Training AI models with AI-generated synthetic content causes the quality of the models' outputs to disintegrate, a new paper shows.
"Our primary conclusion across all scenarios is that without enough fresh real data in each generation of an autophagous loop, future generative models are doomed to have their quality (precision) or diversity (recall) progressively decrease," they added. "We term this condition Model Autophagy Disorder (MAD)."
Interestingly, this might be a more challenging problem as we increase the use of generative AI models online.
But...isn't unsupervised backfeeding the same as simply overtraining the same dataset? We already know overtraining causes broken models.
Besides, the next AI models will be fed with the interactions from humans with AI, not just it's own content. ChatGPT already works like this, it learns with every interaction, every chat.
And the generative image models will be fed with AI-assisted images where humans will have fixed flaws like anatomy (the famous hands) or other glitches.

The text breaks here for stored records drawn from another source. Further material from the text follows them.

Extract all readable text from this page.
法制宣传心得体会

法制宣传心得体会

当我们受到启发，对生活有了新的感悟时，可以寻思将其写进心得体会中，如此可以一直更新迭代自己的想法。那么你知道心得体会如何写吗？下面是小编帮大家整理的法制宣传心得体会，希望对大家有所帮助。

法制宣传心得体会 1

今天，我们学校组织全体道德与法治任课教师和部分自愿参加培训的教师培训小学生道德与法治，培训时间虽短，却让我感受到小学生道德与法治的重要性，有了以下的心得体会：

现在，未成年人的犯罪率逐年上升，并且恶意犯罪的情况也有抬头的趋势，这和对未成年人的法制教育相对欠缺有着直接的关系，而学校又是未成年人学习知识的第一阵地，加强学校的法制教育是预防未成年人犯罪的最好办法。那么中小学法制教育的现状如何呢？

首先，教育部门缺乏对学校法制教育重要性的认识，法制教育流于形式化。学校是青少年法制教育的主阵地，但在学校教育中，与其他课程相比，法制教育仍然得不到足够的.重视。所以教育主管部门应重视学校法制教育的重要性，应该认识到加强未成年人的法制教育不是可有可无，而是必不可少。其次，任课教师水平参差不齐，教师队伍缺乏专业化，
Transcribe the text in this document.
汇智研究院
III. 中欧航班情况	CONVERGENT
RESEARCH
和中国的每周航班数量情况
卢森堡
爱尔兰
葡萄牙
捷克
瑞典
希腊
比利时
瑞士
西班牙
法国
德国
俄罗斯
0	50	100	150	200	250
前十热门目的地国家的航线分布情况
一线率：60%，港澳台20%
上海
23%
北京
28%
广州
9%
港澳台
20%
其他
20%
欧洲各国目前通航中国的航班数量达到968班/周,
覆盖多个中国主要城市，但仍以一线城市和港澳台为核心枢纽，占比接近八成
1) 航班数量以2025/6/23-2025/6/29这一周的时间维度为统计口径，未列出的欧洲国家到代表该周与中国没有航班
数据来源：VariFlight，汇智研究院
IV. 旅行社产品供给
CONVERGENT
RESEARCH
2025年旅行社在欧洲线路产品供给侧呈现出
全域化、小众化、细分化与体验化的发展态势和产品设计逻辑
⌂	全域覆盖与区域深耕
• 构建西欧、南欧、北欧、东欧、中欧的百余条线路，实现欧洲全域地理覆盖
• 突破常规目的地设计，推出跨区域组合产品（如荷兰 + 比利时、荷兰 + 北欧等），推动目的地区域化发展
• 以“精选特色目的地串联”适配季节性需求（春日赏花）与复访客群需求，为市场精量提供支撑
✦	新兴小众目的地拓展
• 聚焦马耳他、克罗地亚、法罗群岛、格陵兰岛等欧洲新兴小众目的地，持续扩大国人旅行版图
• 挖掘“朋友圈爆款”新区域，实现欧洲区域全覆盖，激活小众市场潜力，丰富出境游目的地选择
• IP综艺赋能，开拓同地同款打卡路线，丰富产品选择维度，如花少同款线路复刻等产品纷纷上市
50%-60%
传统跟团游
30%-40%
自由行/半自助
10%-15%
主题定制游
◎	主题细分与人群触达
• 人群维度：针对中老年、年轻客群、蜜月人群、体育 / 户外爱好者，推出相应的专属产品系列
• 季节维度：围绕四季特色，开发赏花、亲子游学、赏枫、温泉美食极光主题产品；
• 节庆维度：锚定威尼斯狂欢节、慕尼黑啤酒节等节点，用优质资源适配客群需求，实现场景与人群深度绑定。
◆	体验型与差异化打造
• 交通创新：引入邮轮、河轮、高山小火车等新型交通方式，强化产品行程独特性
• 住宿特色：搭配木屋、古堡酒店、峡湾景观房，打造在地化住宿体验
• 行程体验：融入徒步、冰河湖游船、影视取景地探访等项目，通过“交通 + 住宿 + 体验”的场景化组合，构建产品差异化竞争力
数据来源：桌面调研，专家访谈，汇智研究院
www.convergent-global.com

So as interesting as this is, as long as humans interact with AI the hybrid output used for training will contain enough new "input" to keep the models on track. There are already refined image generators trained with their own but human-assisted output that are better than their predecessor.
People in this thread seem really eager to jump to any "aha, AIs aren't intelligent after all" conclusions they can grab hold of. This experiment isn't analogous to anything that we put real people or animals through and seems like a relatively straightforward thing to correct for in future AI training.